Las palabras no son hechos, las mentiras vienen en forma de palabras y como bien comprendes, no traen más que falsedad. ¿Cómo saber entonces cuando alguien te engaña? Te dicen que te aman, que cuidarán de ti y que jamás permitirán que llores o que te sientas afligida. Pero ¿qué hay de sus acciones? ¿Hacen lo que su lengua habla?

No puedes cegarte ante las palabras bonitas, las frases inteligentes y las promesas de amor. Todos son buenos complementos en una relación, te hacen sentir bien, amada y tomada en cuenta. Pero lee bien, si todas esas frases y promesas no corresponden con sus acciones no lo defiendas de su verdad.

Muchas mujeres creen tanto en las palabras encantadoras que escuchan que se dejan absorber de ellas como si solo las palabras contaran. Y cuando las acciones muestran todo lo contrario a lo que aquellas palabras cantaban, lo justifican con excusas inventadas.  Existen personas manipuladoras capaces de lograr hacer eso, y esas se convierten en relaciones altamente tóxicas.

Cada momento está totalmente controlado por las verdades inventadas de él. Eso te daña, te acaba en vida, te disminuye como persona, te rompe el corazón en pedazos y no una vez sino cada día, porque el temor de dejarle es más fuerte que el amor propio.

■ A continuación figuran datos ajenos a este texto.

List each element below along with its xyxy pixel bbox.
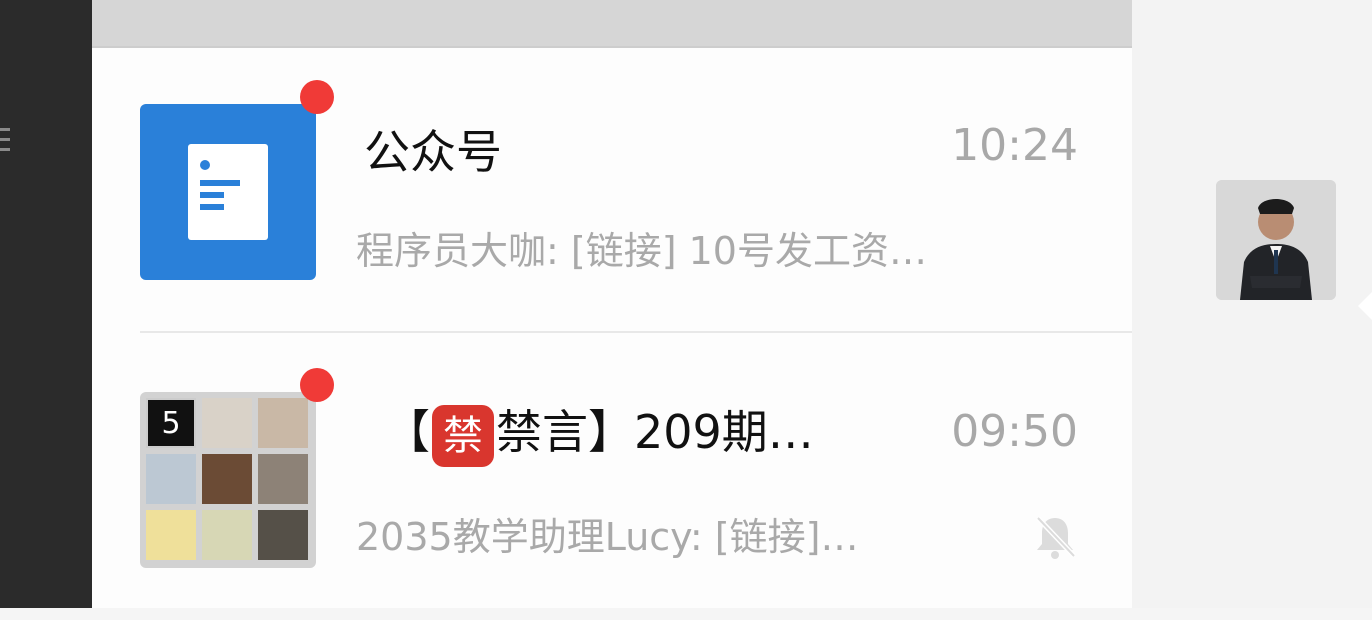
bell-muted-icon	[1036, 516, 1076, 559]
chat-preview: 程序员大咖: [链接] 10号发工资…	[356, 229, 927, 273]
chat-preview: 2035教学助理Lucy: [链接]…	[356, 515, 859, 559]
chat-name: 公众号	[364, 125, 502, 179]
group-member-avatar	[146, 510, 196, 560]
unread-badge	[300, 80, 334, 114]
group-avatar-grid: 5	[146, 398, 310, 562]
chat-list: 公众号 10:24 程序员大咖: [链接] 10号发工资… 5 【禁禁言】209…	[92, 0, 1132, 608]
search-bar-area	[92, 0, 1132, 48]
group-member-avatar	[258, 398, 308, 448]
group-member-avatar	[146, 454, 196, 504]
chat-name-suffix: 禁言】209期…	[496, 405, 814, 459]
chat-time: 10:24	[951, 120, 1078, 171]
chat-name-prefix: 【	[384, 405, 430, 459]
chat-item-official-accounts[interactable]: 公众号 10:24 程序员大咖: [链接] 10号发工资…	[92, 48, 1132, 334]
official-accounts-avatar	[140, 104, 316, 280]
menu-icon[interactable]	[0, 128, 10, 164]
group-member-avatar	[202, 454, 252, 504]
group-member-avatar	[258, 510, 308, 560]
chat-panel	[1132, 0, 1372, 608]
document-icon	[188, 144, 268, 240]
chat-divider	[140, 331, 1132, 333]
chat-item-group[interactable]: 5 【禁禁言】209期… 09:50 2035教学助理Lucy: [链接]…	[92, 334, 1132, 620]
chat-name: 【禁禁言】209期…	[384, 396, 814, 467]
message-bubble-pointer	[1358, 292, 1372, 320]
group-member-avatar	[202, 398, 252, 448]
unread-badge	[300, 368, 334, 402]
ban-emoji-icon: 禁	[432, 404, 494, 467]
group-member-avatar	[202, 510, 252, 560]
group-member-avatar	[258, 454, 308, 504]
group-avatar: 5	[140, 392, 316, 568]
group-member-avatar: 5	[146, 398, 196, 448]
contact-avatar[interactable]	[1216, 180, 1336, 300]
app-sidebar	[0, 0, 92, 608]
person-photo	[1216, 180, 1336, 300]
chat-time: 09:50	[951, 406, 1078, 457]
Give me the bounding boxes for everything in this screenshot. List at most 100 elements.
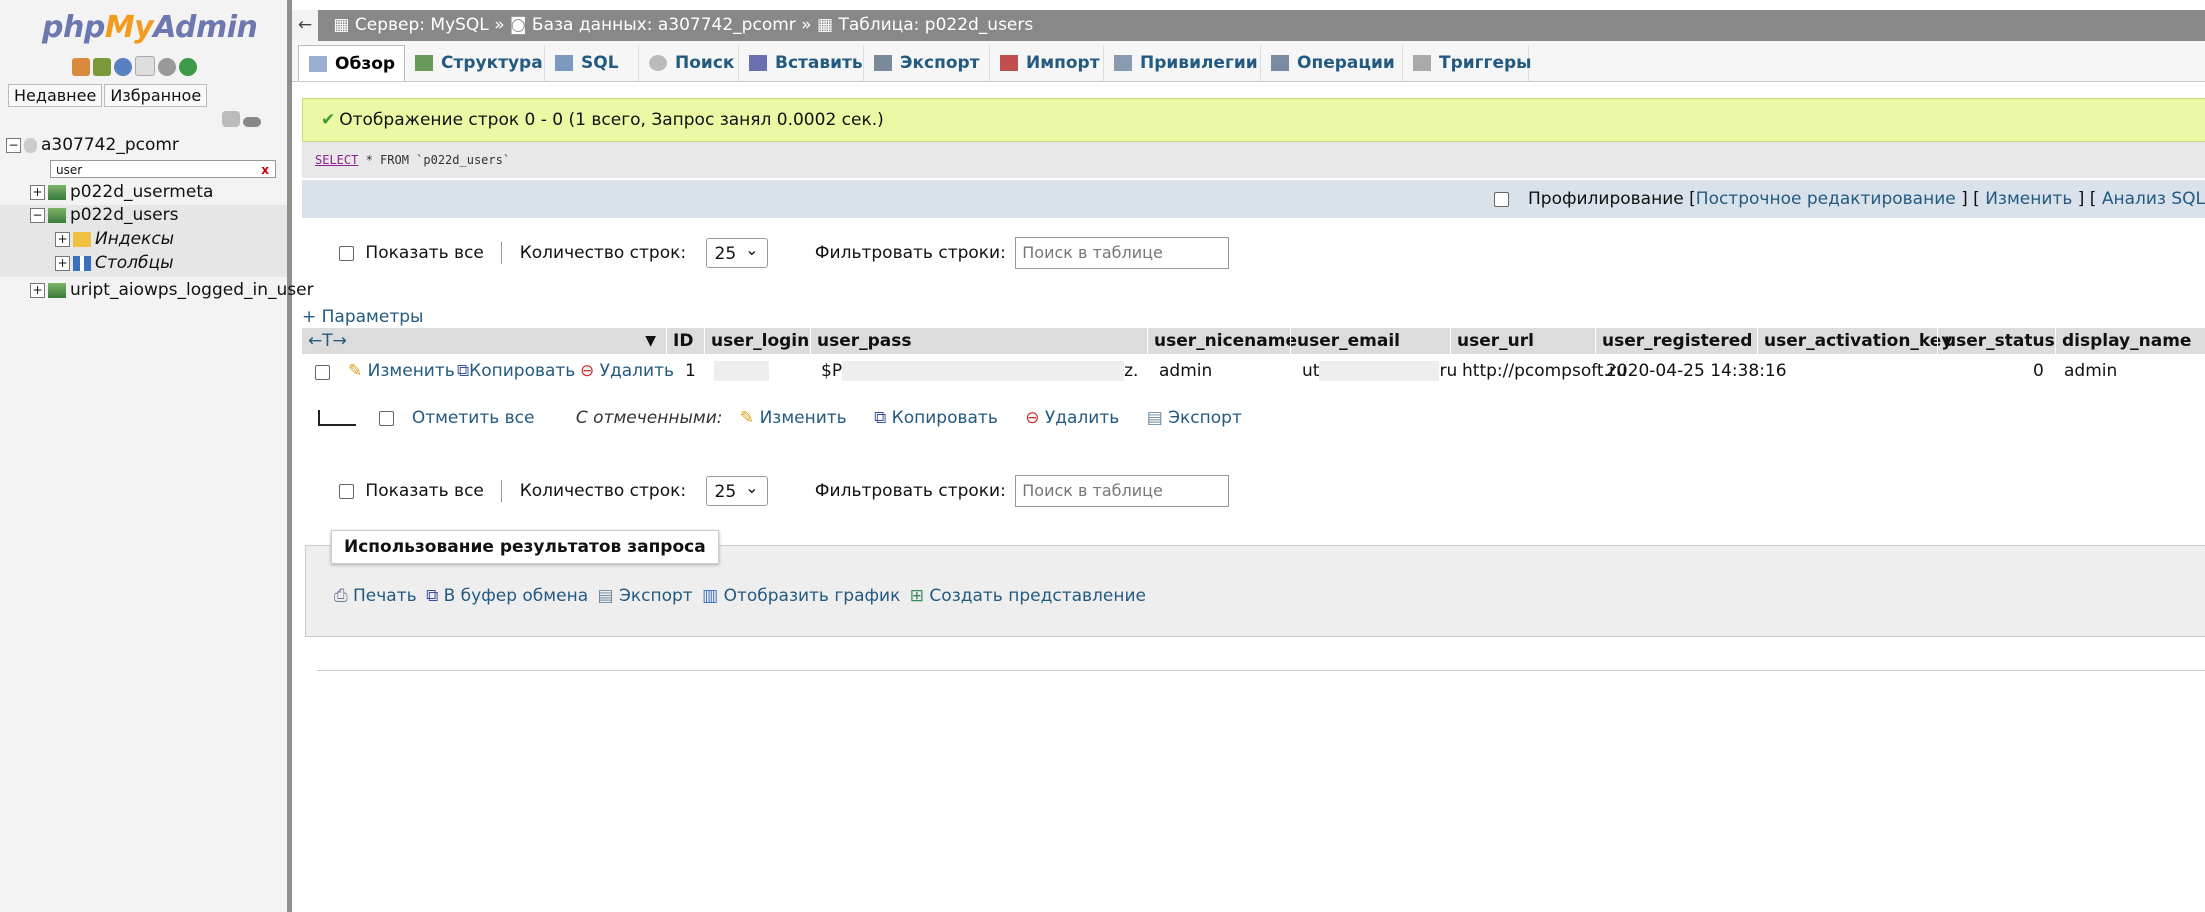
tab-privileges[interactable]: Привилегии (1104, 45, 1261, 81)
link-with-main-icon[interactable] (243, 117, 261, 127)
cell-user-registered[interactable]: 2020-04-25 14:38:16 (1606, 361, 1787, 381)
table-icon (48, 184, 66, 200)
logout-icon[interactable] (93, 58, 111, 76)
column-header-id[interactable]: ID (666, 328, 704, 354)
filter-rows-input[interactable]: Поиск в таблице (1015, 237, 1230, 269)
help-icon[interactable] (114, 58, 132, 76)
bulk-delete-button[interactable]: ⊖ Удалить (1025, 408, 1119, 428)
cell-user-email[interactable]: ut ru (1302, 361, 1457, 381)
tab-browse[interactable]: Обзор (298, 45, 405, 81)
print-link[interactable]: ⎙ Печать (334, 586, 417, 606)
tab-insert[interactable]: Вставить (739, 45, 864, 81)
back-arrow-icon[interactable]: ← (292, 10, 318, 41)
bulk-export-button[interactable]: ▤ Экспорт (1147, 408, 1242, 428)
clipboard-link[interactable]: ⧉ В буфер обмена (426, 586, 588, 606)
expand-icon[interactable]: + (30, 282, 45, 298)
cell-display-name[interactable]: admin (2064, 361, 2117, 381)
tab-triggers[interactable]: Триггеры (1403, 45, 1532, 81)
show-all-checkbox[interactable] (339, 483, 354, 499)
create-view-link[interactable]: ⊞ Создать представление (910, 586, 1146, 606)
collapse-icon[interactable]: − (30, 207, 45, 223)
phpmyadmin-logo[interactable]: phpMyAdmin (42, 10, 258, 45)
results-table-header: ←T→ ▼ ID user_login user_pass user_nicena… (302, 328, 2205, 354)
edit-query-link[interactable]: Изменить (1985, 189, 2072, 209)
sql-keyword[interactable]: SELECT (315, 153, 358, 167)
column-header-user-status[interactable]: user_status (1937, 328, 2055, 354)
rows-select[interactable]: 25 (705, 473, 768, 506)
column-header-user-nicename[interactable]: user_nicename (1147, 328, 1297, 354)
cell-user-pass[interactable]: $P z. (821, 361, 1138, 381)
export-link[interactable]: ▤ Экспорт (598, 586, 693, 606)
row-copy-link[interactable]: ⧉Копировать (457, 361, 575, 381)
reload-icon[interactable] (179, 58, 197, 76)
column-header-user-url[interactable]: user_url (1450, 328, 1595, 354)
column-header-user-email[interactable]: user_email (1290, 328, 1450, 354)
server-icon: ▦ (333, 15, 350, 35)
profiling-label[interactable]: Профилирование (1528, 189, 1684, 209)
breadcrumb-database[interactable]: База данных: a307742_pcomr (532, 15, 796, 35)
rows-select[interactable]: 25 (705, 235, 768, 268)
breadcrumb-table[interactable]: Таблица: p022d_users (838, 15, 1033, 35)
show-all-label[interactable]: Показать все (365, 243, 483, 263)
recent-tab[interactable]: Недавнее (8, 84, 103, 107)
row-delete-link[interactable]: ⊖ Удалить (580, 361, 674, 381)
collapse-link-icons (222, 111, 264, 132)
tree-table-aiowps[interactable]: + uript_aiowps_logged_in_user (30, 280, 314, 300)
display-chart-link[interactable]: ▥ Отобразить график (702, 586, 900, 606)
cell-user-status[interactable]: 0 (2033, 361, 2044, 381)
column-header-user-login[interactable]: user_login (704, 328, 810, 354)
column-header-user-activation-key[interactable]: user_activation_key (1757, 328, 1952, 354)
analyze-sql-link[interactable]: Анализ SQL (2102, 189, 2205, 209)
row-checkbox[interactable] (315, 365, 330, 380)
column-arrows[interactable]: ←T→ ▼ (302, 328, 666, 354)
row-edit-link[interactable]: ✎ Изменить (348, 361, 455, 381)
table-filter-input[interactable]: user x (50, 160, 276, 178)
favorites-tab[interactable]: Избранное (104, 84, 208, 107)
tree-table-users[interactable]: − p022d_users (0, 205, 287, 229)
check-all-label[interactable]: Отметить все (412, 408, 535, 428)
tab-operations[interactable]: Операции (1261, 45, 1403, 81)
copy-icon: ⧉ (457, 361, 470, 381)
collapse-all-icon[interactable] (222, 111, 240, 127)
sort-dropdown-icon[interactable]: ▼ (645, 328, 656, 354)
check-all-checkbox[interactable] (379, 410, 395, 426)
filter-rows-input[interactable]: Поиск в таблице (1015, 475, 1230, 507)
database-name[interactable]: a307742_pcomr (41, 135, 179, 155)
gear-icon[interactable] (158, 58, 176, 76)
tree-db-row[interactable]: − a307742_pcomr (6, 135, 179, 155)
table-icon (48, 282, 66, 298)
collapse-icon[interactable]: − (6, 137, 21, 153)
tab-search[interactable]: Поиск (639, 45, 739, 81)
tab-import[interactable]: Импорт (990, 45, 1104, 81)
tab-export[interactable]: Экспорт (864, 45, 990, 81)
clear-filter-icon[interactable]: x (261, 161, 269, 179)
bulk-edit-button[interactable]: ✎ Изменить (740, 408, 847, 428)
tree-columns[interactable]: + Столбцы (0, 253, 287, 277)
pencil-icon: ✎ (348, 361, 363, 381)
tab-sql[interactable]: SQL (545, 45, 639, 81)
import-icon (1000, 55, 1018, 71)
home-icon[interactable] (72, 58, 90, 76)
breadcrumb-server[interactable]: Сервер: MySQL (355, 15, 489, 35)
show-all-label[interactable]: Показать все (365, 481, 483, 501)
expand-icon[interactable]: + (55, 231, 70, 247)
expand-icon[interactable]: + (55, 255, 70, 271)
profiling-checkbox[interactable] (1493, 191, 1509, 207)
cell-user-url[interactable]: http://pcompsoft.ru (1462, 361, 1627, 381)
column-header-user-registered[interactable]: user_registered (1595, 328, 1757, 354)
tree-table-usermeta[interactable]: + p022d_usermeta (30, 182, 213, 202)
cell-id[interactable]: 1 (685, 361, 696, 381)
cell-user-nicename[interactable]: admin (1159, 361, 1212, 381)
column-header-user-pass[interactable]: user_pass (810, 328, 1147, 354)
cell-user-login-blurred[interactable] (714, 361, 769, 381)
tree-indexes[interactable]: + Индексы (0, 229, 287, 253)
show-all-checkbox[interactable] (339, 245, 354, 261)
docs-icon[interactable] (135, 56, 155, 76)
sql-query-box[interactable]: SELECT * FROM `p022d_users` (302, 142, 2205, 178)
column-header-display-name[interactable]: display_name (2055, 328, 2205, 354)
inline-edit-link[interactable]: Построчное редактирование (1696, 189, 1956, 209)
tab-structure[interactable]: Структура (405, 45, 545, 81)
bulk-copy-button[interactable]: ⧉ Копировать (874, 408, 998, 428)
options-link[interactable]: + Параметры (302, 307, 423, 327)
expand-icon[interactable]: + (30, 184, 45, 200)
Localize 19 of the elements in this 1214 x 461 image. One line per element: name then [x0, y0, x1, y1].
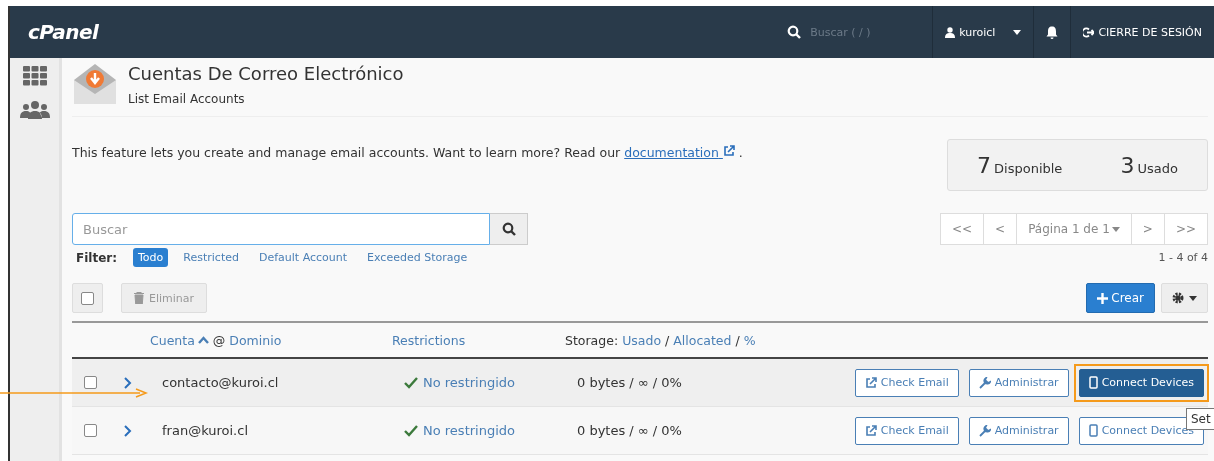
restriction-status: No restringido — [404, 375, 577, 390]
at-sign: @ — [212, 332, 226, 348]
intro-text: This feature lets you create and manage email accounts. Want to learn more? Read our documentation . — [72, 145, 743, 160]
account-email: fran@kuroi.cl — [162, 423, 249, 438]
separator: / — [665, 332, 670, 348]
filter-label: Filter: — [76, 250, 117, 265]
restriction-status: No restringido — [404, 423, 577, 438]
account-email: contacto@kuroi.cl — [162, 375, 280, 390]
page-subtitle: List Email Accounts — [128, 91, 246, 106]
storage-value: 0 bytes / ∞ / 0% — [577, 375, 682, 390]
separator: / — [735, 332, 740, 348]
result-range: 1 - 4 of 4 — [1158, 251, 1208, 264]
storage-value: 0 bytes / ∞ / 0% — [577, 423, 682, 438]
storage-label: Storage: — [565, 332, 619, 348]
stat-label: Disponible — [994, 160, 1063, 176]
stat-number: 3 — [1120, 152, 1135, 178]
stat-number: 7 — [977, 152, 992, 178]
page-title: Cuentas De Correo Electrónico — [128, 62, 404, 84]
stat-label: Usado — [1137, 160, 1178, 176]
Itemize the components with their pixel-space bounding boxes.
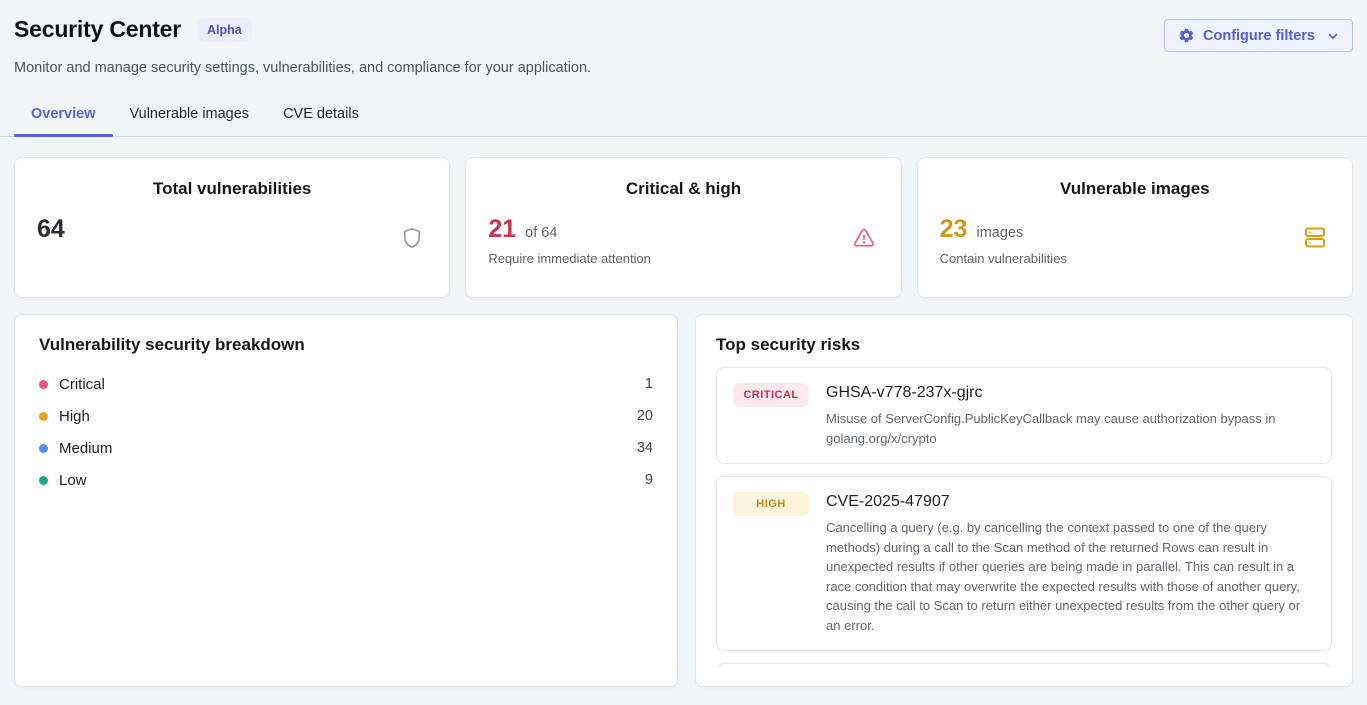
vulnerable-images-subtitle: Contain vulnerabilities	[940, 251, 1330, 266]
top-security-risks-card: Top security risks CRITICAL GHSA-v778-23…	[695, 314, 1353, 687]
vulnerable-images-value: 23	[940, 214, 968, 244]
breakdown-title: Vulnerability security breakdown	[39, 335, 653, 355]
lower-panels-row: Vulnerability security breakdown Critica…	[14, 314, 1353, 687]
vulnerable-images-card: Vulnerable images 23 images Contain vuln…	[917, 157, 1353, 298]
legend-label: Critical	[59, 376, 105, 393]
stat-card-title: Total vulnerabilities	[37, 179, 427, 199]
legend-label: Medium	[59, 440, 112, 457]
tab-bar: Overview Vulnerable images CVE details	[0, 97, 1367, 137]
tab-overview[interactable]: Overview	[14, 97, 113, 136]
page-header: Security Center Alpha Monitor and manage…	[14, 16, 1353, 76]
vulnerability-breakdown-card: Vulnerability security breakdown Critica…	[14, 314, 678, 687]
stat-card-title: Critical & high	[488, 179, 878, 199]
critical-high-suffix: of 64	[525, 225, 557, 241]
legend-row-high: High 20	[39, 400, 653, 432]
severity-badge-high: HIGH	[733, 492, 809, 516]
tab-vulnerable-images[interactable]: Vulnerable images	[113, 97, 267, 136]
legend-value: 9	[645, 472, 653, 488]
critical-high-value: 21	[488, 214, 516, 244]
tab-cve-details[interactable]: CVE details	[266, 97, 376, 136]
stat-card-body: 23 images	[940, 214, 1330, 244]
risk-content: CVE-2025-47907 Cancelling a query (e.g. …	[826, 492, 1315, 635]
legend-label: High	[59, 408, 90, 425]
gear-icon	[1178, 27, 1195, 44]
header-left: Security Center Alpha Monitor and manage…	[14, 16, 591, 76]
warning-icon	[852, 226, 876, 255]
server-icon	[1303, 226, 1327, 254]
risk-description: Cancelling a query (e.g. by cancelling t…	[826, 518, 1315, 635]
low-dot	[39, 476, 48, 485]
stat-card-body: 64	[37, 214, 427, 244]
top-risks-title: Top security risks	[716, 335, 1332, 355]
configure-filters-button[interactable]: Configure filters	[1164, 19, 1353, 52]
configure-filters-label: Configure filters	[1203, 28, 1315, 44]
chevron-down-icon	[1327, 30, 1339, 42]
legend-label: Low	[59, 472, 87, 489]
breakdown-legend: Critical 1 High 20 Medium 34 Low 9	[39, 368, 653, 496]
vulnerable-images-suffix: images	[976, 225, 1023, 241]
medium-dot	[39, 444, 48, 453]
legend-row-low: Low 9	[39, 464, 653, 496]
risk-list: CRITICAL GHSA-v778-237x-gjrc Misuse of S…	[716, 367, 1332, 668]
stat-card-title: Vulnerable images	[940, 179, 1330, 199]
risk-item-cve-2025-47907[interactable]: HIGH CVE-2025-47907 Cancelling a query (…	[716, 476, 1332, 651]
total-vulnerabilities-value: 64	[37, 214, 65, 244]
legend-row-medium: Medium 34	[39, 432, 653, 464]
risk-id: GHSA-v778-237x-gjrc	[826, 383, 1315, 403]
page-title: Security Center	[14, 16, 181, 43]
risk-content: GHSA-v778-237x-gjrc Misuse of ServerConf…	[826, 383, 1315, 448]
critical-high-card: Critical & high 21 of 64 Require immedia…	[465, 157, 901, 298]
legend-value: 34	[637, 440, 653, 456]
stat-card-body: 21 of 64	[488, 214, 878, 244]
legend-row-critical: Critical 1	[39, 368, 653, 400]
legend-value: 20	[637, 408, 653, 424]
alpha-badge: Alpha	[197, 18, 252, 42]
critical-dot	[39, 380, 48, 389]
risk-item-ghsa-v778-237x-gjrc[interactable]: CRITICAL GHSA-v778-237x-gjrc Misuse of S…	[716, 367, 1332, 464]
risk-id: CVE-2025-47907	[826, 492, 1315, 512]
total-vulnerabilities-card: Total vulnerabilities 64	[14, 157, 450, 298]
security-center-page: Security Center Alpha Monitor and manage…	[0, 0, 1367, 687]
risk-item-cve-2025-9086[interactable]: HIGH CVE-2025-9086	[716, 663, 1332, 668]
high-dot	[39, 412, 48, 421]
critical-high-subtitle: Require immediate attention	[488, 251, 878, 266]
stat-cards-row: Total vulnerabilities 64 Critical & high…	[14, 157, 1353, 298]
legend-value: 1	[645, 376, 653, 392]
risk-description: Misuse of ServerConfig.PublicKeyCallback…	[826, 409, 1315, 448]
page-subtitle: Monitor and manage security settings, vu…	[14, 60, 591, 76]
shield-icon	[400, 226, 424, 255]
severity-badge-critical: CRITICAL	[733, 383, 809, 407]
title-row: Security Center Alpha	[14, 16, 591, 43]
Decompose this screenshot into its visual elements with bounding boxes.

Es difícil para alguien que siempre ha vivido en la mentira darle paso en su vida a la verdad. La escuchan de diferentes fuentes pero siguen creyendo en aquellas palabras absurdas que provienen de quien ha logrado conquistar su mente. Las palabras son solo palabras, pero las personas las pueden usar para dañar.

Cuando le das la oportunidad a un nuevo amor es todo un reto. Debe haber confianza mutua para poder conocerse pero poco a poco cada uno va develando los deseos más profundos de cada corazón. Poco a poco te das cuenta si sus argumentos eran reales y sus promesas falsas. Y una vez que te das cuenta de la realidad no puedes seguir fingiendo que le importas porque no es verdad.

Si no hace lo que dice, si no cumple lo que promete, si no te ama como lo grita, no le importas. No le interesa tu bienestar, no está comprometido contigo ni tiene planes contigo en un futuro. Cuando alguien se jacta de hacer tantas promesas busca conseguir en poco tiempo lo que realmente desea. No te hagas parte de su juego, reconoce sus mentiras. Las palabras deben coincidir con sus acciones, de lo contrario no estás con la persona correcta.

No sigas creyendo, no sigas avanzando hacia un abismo del que no saldrás con una sonrisa. Siempre pon tu bienestar antes. La vida es muy corta, demasiado corta para vivirla alimentándote de mentiras y falso amor. Eres una mujer fabulosa que merece grandeza, si esa persona no está dispuesta a ser lo mejor para ti, entonces aprende a ser tú misma tu propio sistema de apoyo.

Tú eres la persona ideal para protegerte a ti misma. Al final del día, solo tú tienes tu propia compañía. Cualquiera puede decir que le importas. Pero observa bien sus acciones, no te conformes solo con sus palabras.